I treated the paper's definition of $a_j^x$ like a Gnomonic projection, where the "far" side is not a part of the domain of the projection for $a_j^x$. I call the "far" side the hemisphere centered on the anti-pole of the point whose plane tangent to the sphere we are projecting to. While it would probably suffice to continue using the projection defined as $a_j^x$ in the paper, and apply a special $\pi$ rotation about the $\hat x$ vector for projections whose points are originating on the "far" side, such a piecewise answer didn't seem excitingly math-enough when investigating this problem.
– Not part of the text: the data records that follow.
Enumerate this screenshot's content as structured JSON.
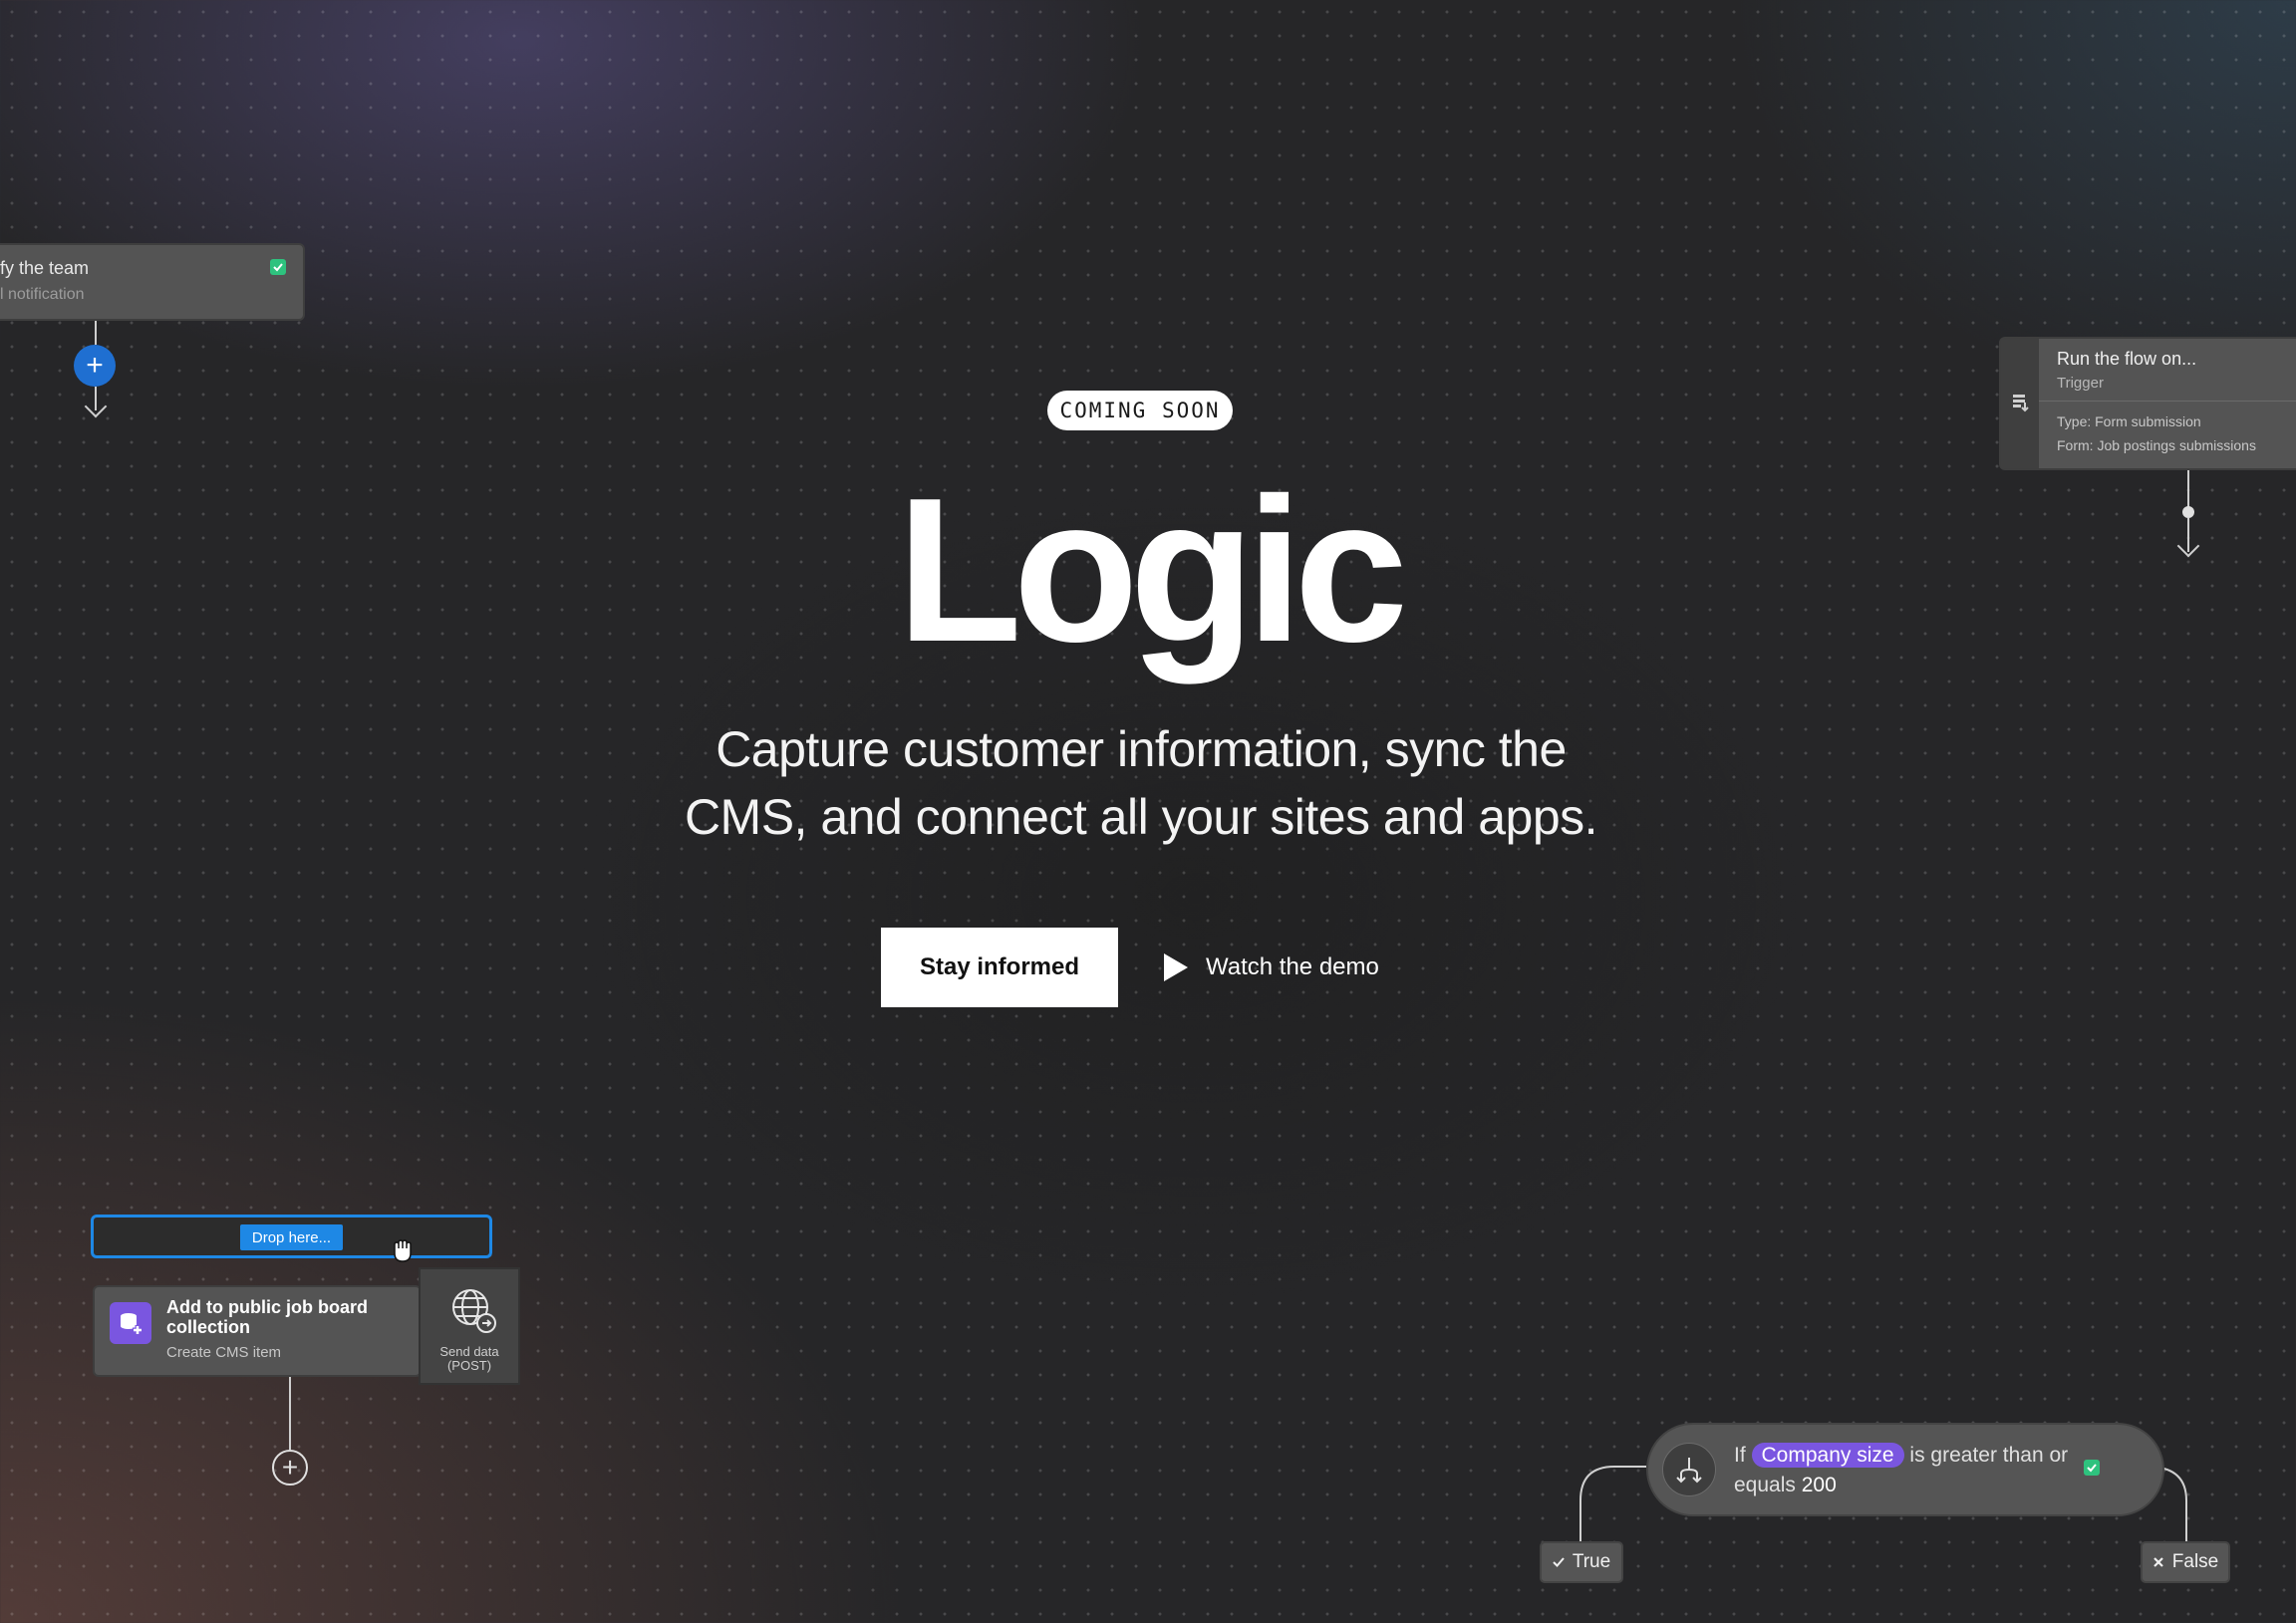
{
  "hero": {
    "badge": "COMING SOON",
    "title": "Logic",
    "subtitle_line1": "Capture customer information, sync the",
    "subtitle_line2": "CMS, and connect all your sites and apps.",
    "primary_button": "Stay informed",
    "demo_button": "Watch the demo"
  },
  "nodes": {
    "notify": {
      "title": "fy the team",
      "subtitle": "l notification"
    },
    "trigger": {
      "title": "Run the flow on...",
      "subtitle": "Trigger",
      "type_line": "Type: Form submission",
      "form_line": "Form: Job postings submissions"
    },
    "drop_zone": {
      "label": "Drop here..."
    },
    "job": {
      "title": "Add to public job board collection",
      "subtitle": "Create CMS item"
    },
    "send": {
      "label": "Send data (POST)"
    },
    "condition": {
      "prefix": "If",
      "field": "Company size",
      "operator": "is greater than or equals",
      "value": "200"
    },
    "true_label": "True",
    "false_label": "False"
  },
  "colors": {
    "accent_blue": "#1e88e5",
    "check_green": "#2ec27e",
    "chip_purple": "#7a56e0"
  }
}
Instead, I dove into the answer for Stereographic projection when the “North/South Pole” is not given by (0,…,±1)? to try to rigorously map the entire sphere's domain onto the plane that lies tangent to the sphere at an arbitrary point.
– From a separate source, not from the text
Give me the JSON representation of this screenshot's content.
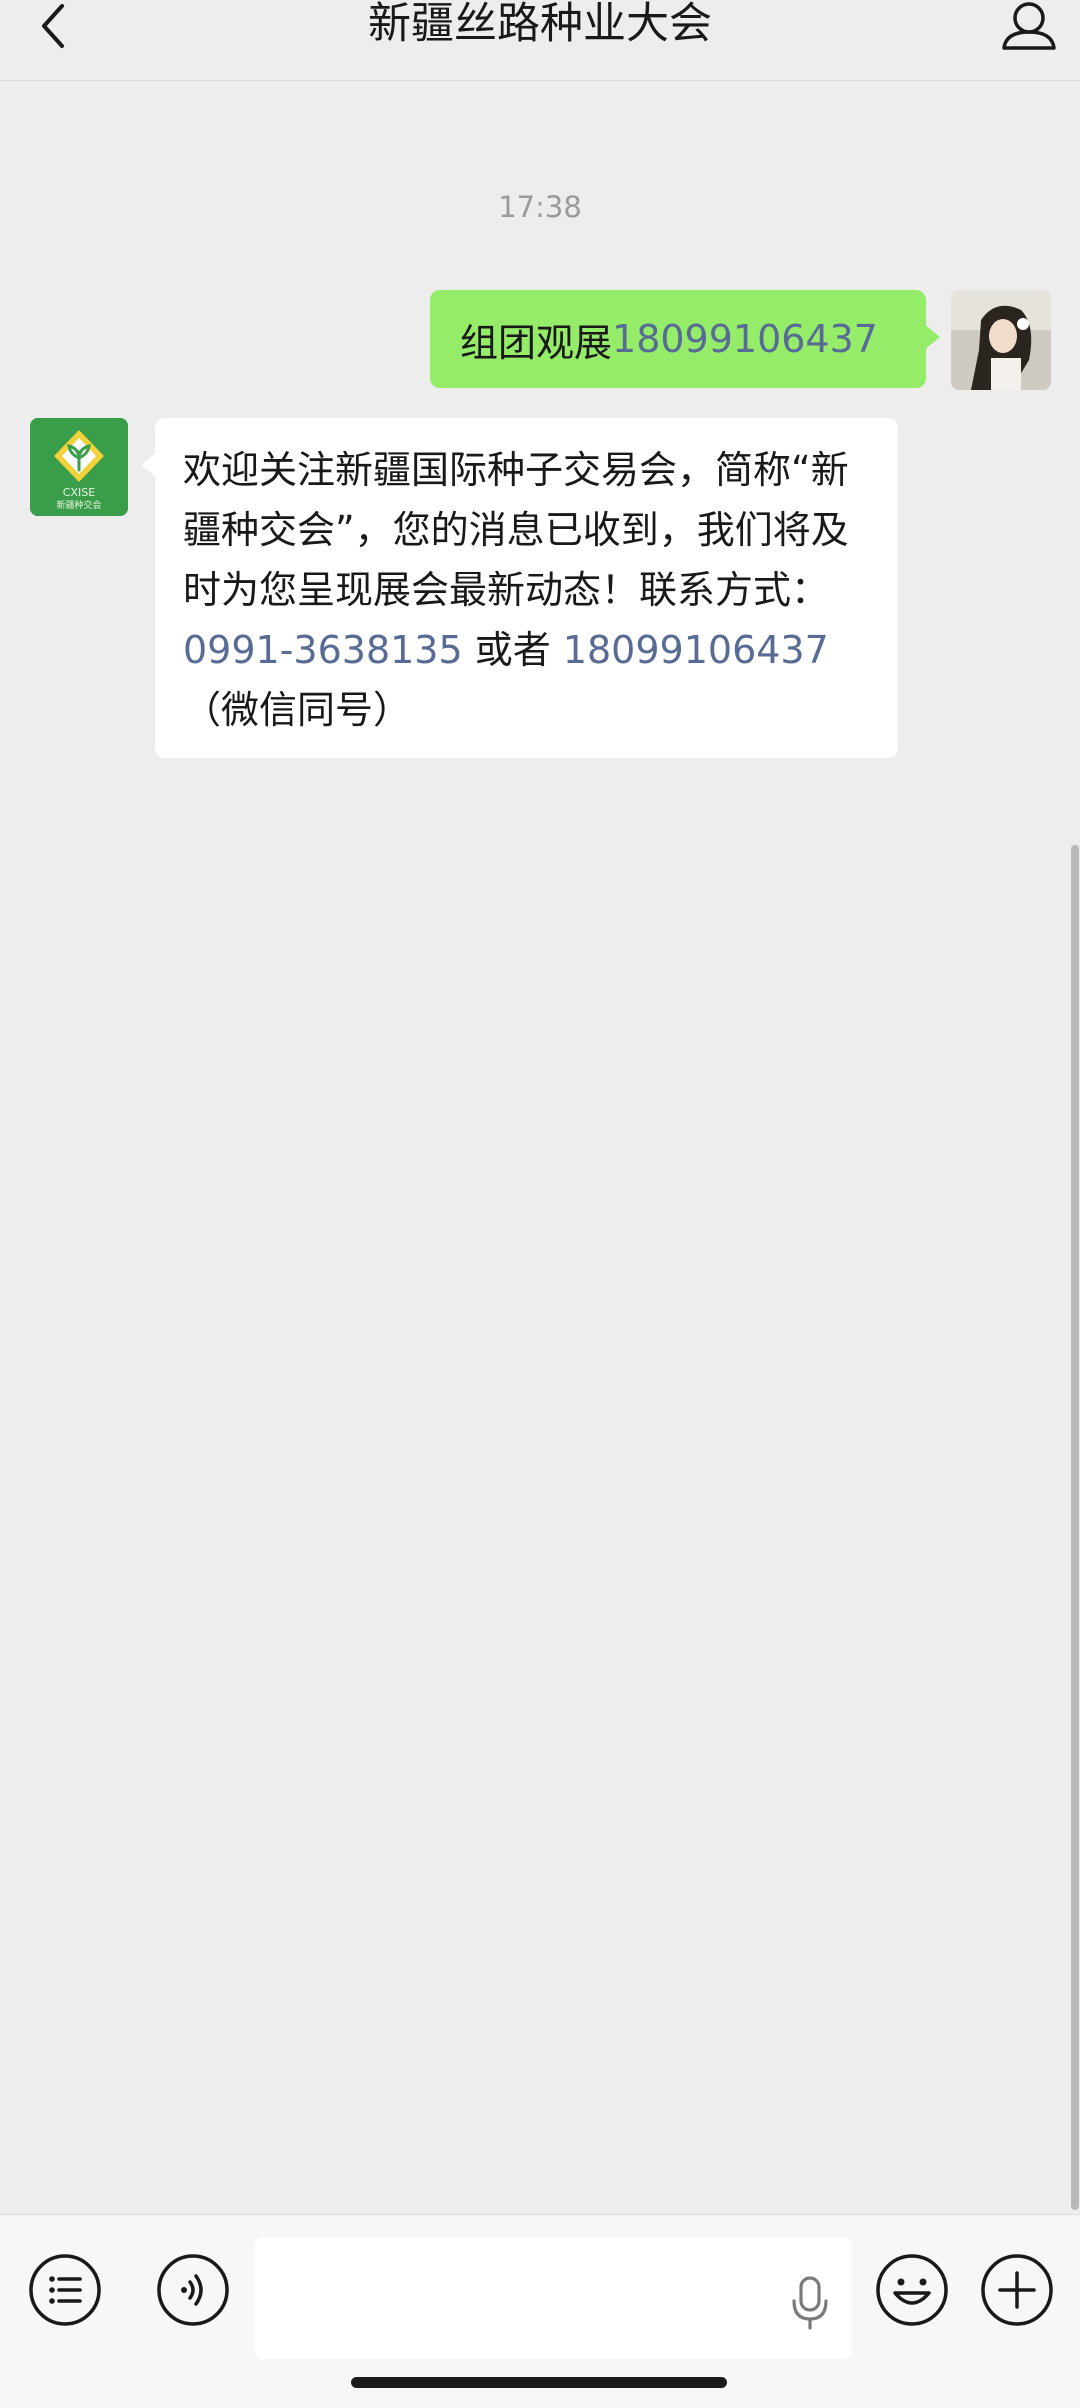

I wound up entirely replacing the definition $a_j^x$ in the paper, using that answer's definition of $\varphi$, with:

$$ p = -x \\ a_p = p + \frac{a_j-p}{1- \left(a_j \cdot p \right)} \\ a_j^x = \hat{a_p} g(a_j, x)+x $$

Where $a_j$ is the facility, $x$ is the point on the sphere $S$ whose plane tangent to $S$ is the one we want to project onto (for the minimizer), and $g(a_j, x)$ is the great circle distance function I defined in my original question. A couple notes:

  1. The answer providing $\varphi$, which I use to define $a_p$, uses the anti-pole of $x$. This is because the projection that $a_p$ does puts the hemisphere containing $p$ on the "outside" of the projection. I would like $x$ to be projected on the inside of the plane, to the same point $x$, so I must use $p=-x$ instead to ensure this.
  2. The stereographic projection results in distance distortions that I believe affects the convexity of the minimizer and thus the convergence property. To preserve that, I first observe the projected $a_j$ point, $a_p$, is in the correct direction in Euclidean space. So I take its unit direction and scale by the great circle distance. The final addition of $x$ translates $\hat{a_p} g(a_j, x)$, which is the projection plane but containing the origin, to the desired parallel plane containing $x$.
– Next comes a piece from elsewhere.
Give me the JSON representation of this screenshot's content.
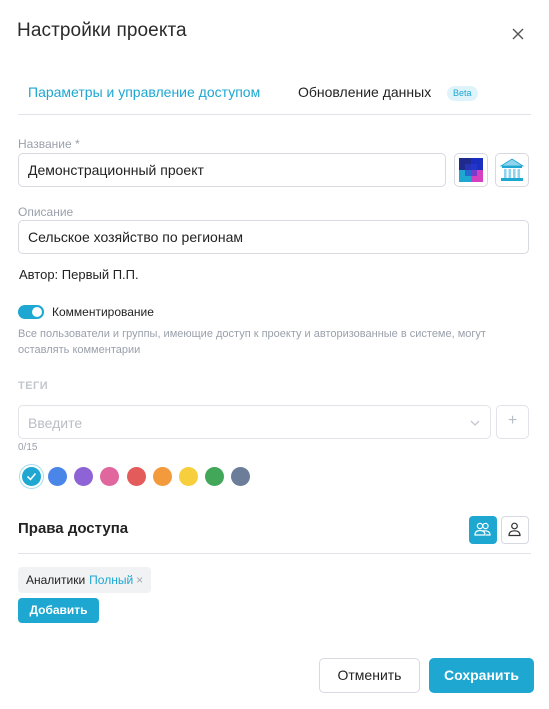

Thus, the Non-Euclidean Multifacility Location Problem correctly mapped to a Euclidean space with correct distances. This is probably overkill, but it's been a fun and enlightening journey.

The single case that fails, which is left for specific applications, is how to handle projecting a facility $a_j$ if it equals $-x$, which has an undefined Stereographic projection (the denominator $1- \left(a_j \cdot p \right)=1- \left(-x \cdot -x \right)=1 - 1 = 0$).